George W. Hartmann (1941)
Teachers College, Columbia University

First published in Psychological Review, 48, 362-363.

The 'thwarted' experience or condition resulting from the failure of an organism to reach some valued objective is a familiar aspect of everyday life. Nonetheless, surprisingly little consideration has been given to the manner in which different cultures make provisions for accommodating themselves to the post-frustration behavior of 'balked' individuals or for adjusting these persons to their own unsatisfying state.

A voter who casts his ballot for a given candidate or proposal is normally probably disappointed when the persons or programs he endorses are not supported by enough other voters to become effective in the life of the community. In America, we have established the tradition of the 'good loser,' i.e., the defeated groups accommodate themselves with as good grace as they can to the victory of their opponents. Additional comfort is derived from such maxims as "Everydog has his day" and "Lose a battle to win a war." In a pluralistic society such as we have in the United States, defeat on the political front is not as decisive or as all-inclusive in its effects as a similar occurrence in totalitarian cultures where the loss of the political struggle approximates a loss of all one's basic values. In other words, the contemporary American pattern of political frustration involves a partial but not a complete thwarting; similarly, the successful partisan enjoys a more limited triumph because less has been staked upon the outcome. The gap between winner and loser is plainly narrower than in the dictatorial states, where an all-or-none folkway rules.

The candidate for public or organizational office is in much the same psychological situation as the voter, save that his responses are more focalized and intense. How he will [p. 363] take his rejection by the electorate is a function of many things, but notably of those aspects of personality organization loosely labeled 'temperament.' If he is a minority party candidate, his frustration is not particularly acute because he knows in advance that he is not likely to win; however, a decline in balloting strength over that earlier exhibited by his group does have a disconcerting effect. He may become so angry and discouraged as never to run again, or he may study his 'failure' in order to discover the principles of successful tactics. It is hard to arouse much public sympathy for a program of mental hygiene for losers at the polls, largely because most candidates are extroverts who can take a licking and whose place in the community is such that compensatory satisfactions in other fields are readily available to them. However, high-level frustration which results in denying to the community the services of talented persons who have been impelled to go out of their field is a phenomenon that cannot be viewed with indifference.

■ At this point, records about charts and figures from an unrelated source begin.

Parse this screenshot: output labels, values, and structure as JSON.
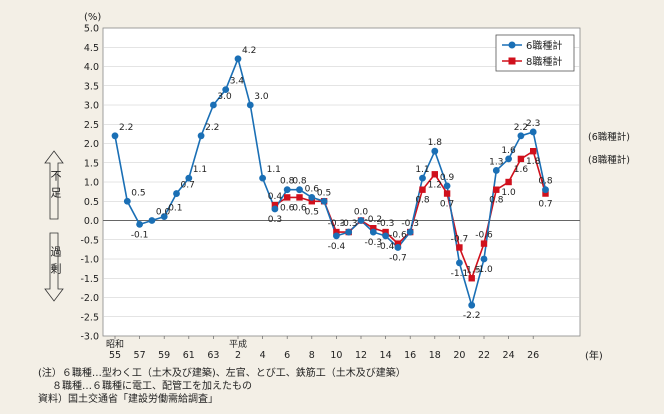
{
  "chart_data": {
    "type": "line",
    "unit_label": "(%)",
    "x_unit_label": "(年)",
    "ylim": [
      -3.0,
      5.0
    ],
    "y_ticks": [
      "5.0",
      "4.5",
      "4.0",
      "3.5",
      "3.0",
      "2.5",
      "2.0",
      "1.5",
      "1.0",
      "0.5",
      "0.0",
      "-0.5",
      "-1.0",
      "-1.5",
      "-2.0",
      "-2.5",
      "-3.0"
    ],
    "x_tick_labels": [
      {
        "index": 0,
        "label": "55",
        "era": "昭和"
      },
      {
        "index": 2,
        "label": "57"
      },
      {
        "index": 4,
        "label": "59"
      },
      {
        "index": 6,
        "label": "61"
      },
      {
        "index": 8,
        "label": "63"
      },
      {
        "index": 10,
        "label": "2",
        "era": "平成"
      },
      {
        "index": 12,
        "label": "4"
      },
      {
        "index": 14,
        "label": "6"
      },
      {
        "index": 16,
        "label": "8"
      },
      {
        "index": 18,
        "label": "10"
      },
      {
        "index": 20,
        "label": "12"
      },
      {
        "index": 22,
        "label": "14"
      },
      {
        "index": 24,
        "label": "16"
      },
      {
        "index": 26,
        "label": "18"
      },
      {
        "index": 28,
        "label": "20"
      },
      {
        "index": 30,
        "label": "22"
      },
      {
        "index": 32,
        "label": "24"
      },
      {
        "index": 34,
        "label": "26"
      }
    ],
    "series": [
      {
        "name": "6職種計",
        "color": "#1a6fb5",
        "marker": "circle",
        "start_index": 0,
        "values": [
          2.2,
          0.5,
          -0.1,
          0.0,
          0.1,
          0.7,
          1.1,
          2.2,
          3.0,
          3.4,
          4.2,
          3.0,
          1.1,
          0.3,
          0.8,
          0.8,
          0.6,
          0.5,
          -0.4,
          -0.3,
          0.0,
          -0.3,
          -0.4,
          -0.7,
          -0.3,
          1.1,
          1.8,
          0.9,
          -1.1,
          -2.2,
          -1.0,
          1.3,
          1.6,
          2.2,
          2.3,
          0.8
        ],
        "end_label": "(6職種計)"
      },
      {
        "name": "8職種計",
        "color": "#d0101c",
        "marker": "square",
        "start_index": 13,
        "values": [
          0.4,
          0.6,
          0.6,
          0.5,
          0.5,
          -0.3,
          -0.3,
          0.0,
          -0.2,
          -0.3,
          -0.6,
          -0.3,
          0.8,
          1.2,
          0.7,
          -0.7,
          -1.5,
          -0.6,
          0.8,
          1.0,
          1.6,
          1.8,
          0.7
        ],
        "end_label": "(8職種計)"
      }
    ],
    "legend_position": "top-right",
    "side_labels": {
      "shortage": "不足",
      "surplus": "過剰"
    }
  },
  "notes": {
    "line1": "(注）６職種…型わく工（土木及び建築)、左官、とび工、鉄筋工（土木及び建築）",
    "line2": "８職種…６職種に電工、配管工を加えたもの",
    "line3": "資料）国土交通省「建設労働需給調査」"
  }
}
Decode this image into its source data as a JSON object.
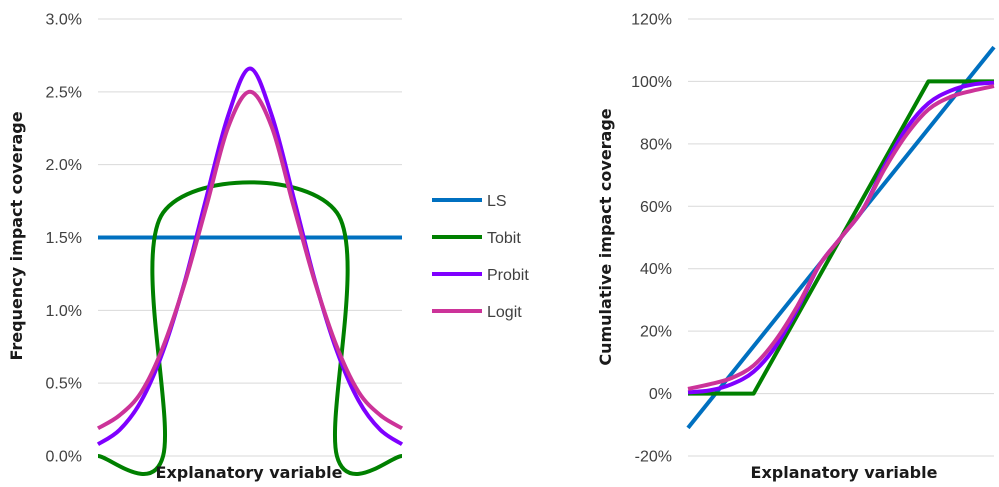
{
  "chart_data": [
    {
      "type": "line",
      "xlabel": "Explanatory variable",
      "ylabel": "Frequency impact coverage",
      "ylim": [
        0,
        0.03
      ],
      "yticks": [
        "0.0%",
        "0.5%",
        "1.0%",
        "1.5%",
        "2.0%",
        "2.5%",
        "3.0%"
      ],
      "xlim": [
        -3.5,
        3.5
      ],
      "grid": "horizontal",
      "legend": "right",
      "series": [
        {
          "name": "LS",
          "color": "#0070c0",
          "x": [
            -3.5,
            3.5
          ],
          "y": [
            0.015,
            0.015
          ]
        },
        {
          "name": "Tobit",
          "color": "#008000",
          "x": [
            -3.5,
            -2.0,
            -2.0,
            2.0,
            2.0,
            3.5
          ],
          "y": [
            0,
            0,
            0.0167,
            0.0167,
            0,
            0
          ]
        },
        {
          "name": "Probit",
          "color": "#7f00ff",
          "x": [
            -3.5,
            -3.0,
            -2.5,
            -2.0,
            -1.5,
            -1.0,
            -0.5,
            0,
            0.5,
            1.0,
            1.5,
            2.0,
            2.5,
            3.0,
            3.5
          ],
          "y": [
            0.0008,
            0.0018,
            0.0038,
            0.0072,
            0.012,
            0.0178,
            0.0234,
            0.0266,
            0.0234,
            0.0178,
            0.012,
            0.0072,
            0.0038,
            0.0018,
            0.0008
          ]
        },
        {
          "name": "Logit",
          "color": "#cc3399",
          "x": [
            -3.5,
            -3.0,
            -2.5,
            -2.0,
            -1.5,
            -1.0,
            -0.5,
            0,
            0.5,
            1.0,
            1.5,
            2.0,
            2.5,
            3.0,
            3.5
          ],
          "y": [
            0.0019,
            0.0028,
            0.0044,
            0.0075,
            0.0119,
            0.0172,
            0.0226,
            0.025,
            0.0226,
            0.0172,
            0.0119,
            0.0075,
            0.0044,
            0.0028,
            0.0019
          ]
        }
      ]
    },
    {
      "type": "line",
      "xlabel": "Explanatory variable",
      "ylabel": "Cumulative impact coverage",
      "ylim": [
        -0.2,
        1.2
      ],
      "yticks": [
        "-20%",
        "0%",
        "20%",
        "40%",
        "60%",
        "80%",
        "100%",
        "120%"
      ],
      "xlim": [
        -3.5,
        3.5
      ],
      "grid": "horizontal",
      "series": [
        {
          "name": "LS",
          "color": "#0070c0",
          "x": [
            -3.5,
            3.5
          ],
          "y": [
            -0.11,
            1.11
          ]
        },
        {
          "name": "Tobit",
          "color": "#008000",
          "x": [
            -3.5,
            -2.0,
            2.0,
            3.5
          ],
          "y": [
            0,
            0,
            1.0,
            1.0
          ]
        },
        {
          "name": "Probit",
          "color": "#7f00ff",
          "x": [
            -3.5,
            -3.0,
            -2.5,
            -2.0,
            -1.5,
            -1.0,
            -0.5,
            0,
            0.5,
            1.0,
            1.5,
            2.0,
            2.5,
            3.0,
            3.5
          ],
          "y": [
            0.004,
            0.01,
            0.03,
            0.07,
            0.15,
            0.27,
            0.41,
            0.5,
            0.59,
            0.73,
            0.85,
            0.93,
            0.97,
            0.99,
            0.996
          ]
        },
        {
          "name": "Logit",
          "color": "#cc3399",
          "x": [
            -3.5,
            -3.0,
            -2.5,
            -2.0,
            -1.5,
            -1.0,
            -0.5,
            0,
            0.5,
            1.0,
            1.5,
            2.0,
            2.5,
            3.0,
            3.5
          ],
          "y": [
            0.015,
            0.03,
            0.05,
            0.09,
            0.17,
            0.28,
            0.41,
            0.5,
            0.59,
            0.72,
            0.83,
            0.91,
            0.95,
            0.97,
            0.985
          ]
        }
      ]
    }
  ]
}
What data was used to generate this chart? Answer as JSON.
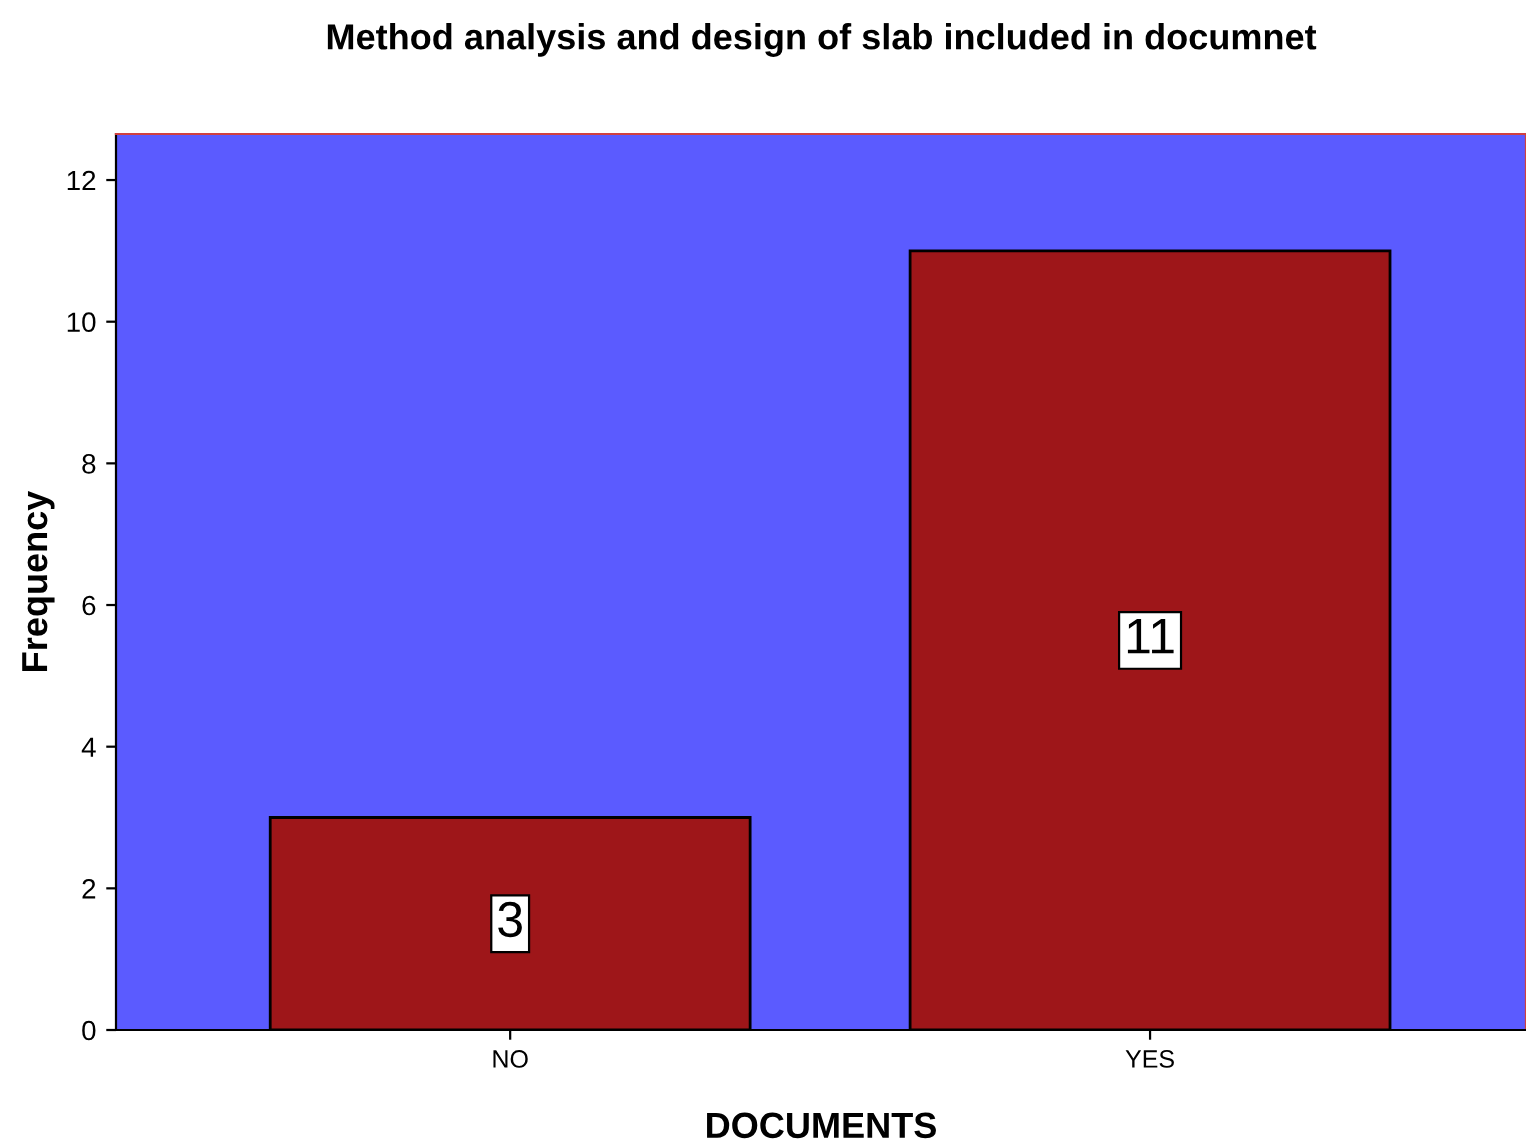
{
  "chart_data": {
    "type": "bar",
    "title": "Method analysis and design of slab included in documnet",
    "xlabel": "DOCUMENTS",
    "ylabel": "Frequency",
    "categories": [
      "NO",
      "YES"
    ],
    "values": [
      3,
      11
    ],
    "color": "#9e1619",
    "ylim": [
      0,
      12.65
    ],
    "yticks": [
      0,
      2,
      4,
      6,
      8,
      10,
      12
    ],
    "data_labels": true,
    "grid": false,
    "legend": false
  }
}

Another acute type of frustration, commonly neglected in favor of more obvious forms, is the frustration which a sensitive 'reformer' experiences in the presence of the 'needless' frustrations that others undergo. Some persons are so constituted that they are profoundly distressed by their awareness of the thwartings of their fellows. This may be a secondary or higher-order category of frustration. If, in addition, one's efforts to help another out of the frustrating state of affairs in which he finds himself are rebuffed, something like a tertiary order of frustration is approached. Most attempts at social reconstruction may be viewed as efforts to reduce the amount of frustration in group life. Some may increase it while attempting to do the contrary techniques for minimizing, if not eliminating, thwarting are very few. Progressive education at its best seems to be one successful procedure; the personnel movement in industry may be another. Democracy, cooperative socialism, pacifism, etc., are all devices which may be tested empirically for their value in decreasing the frustration of contemporary man by re-arranging the field that embraces him.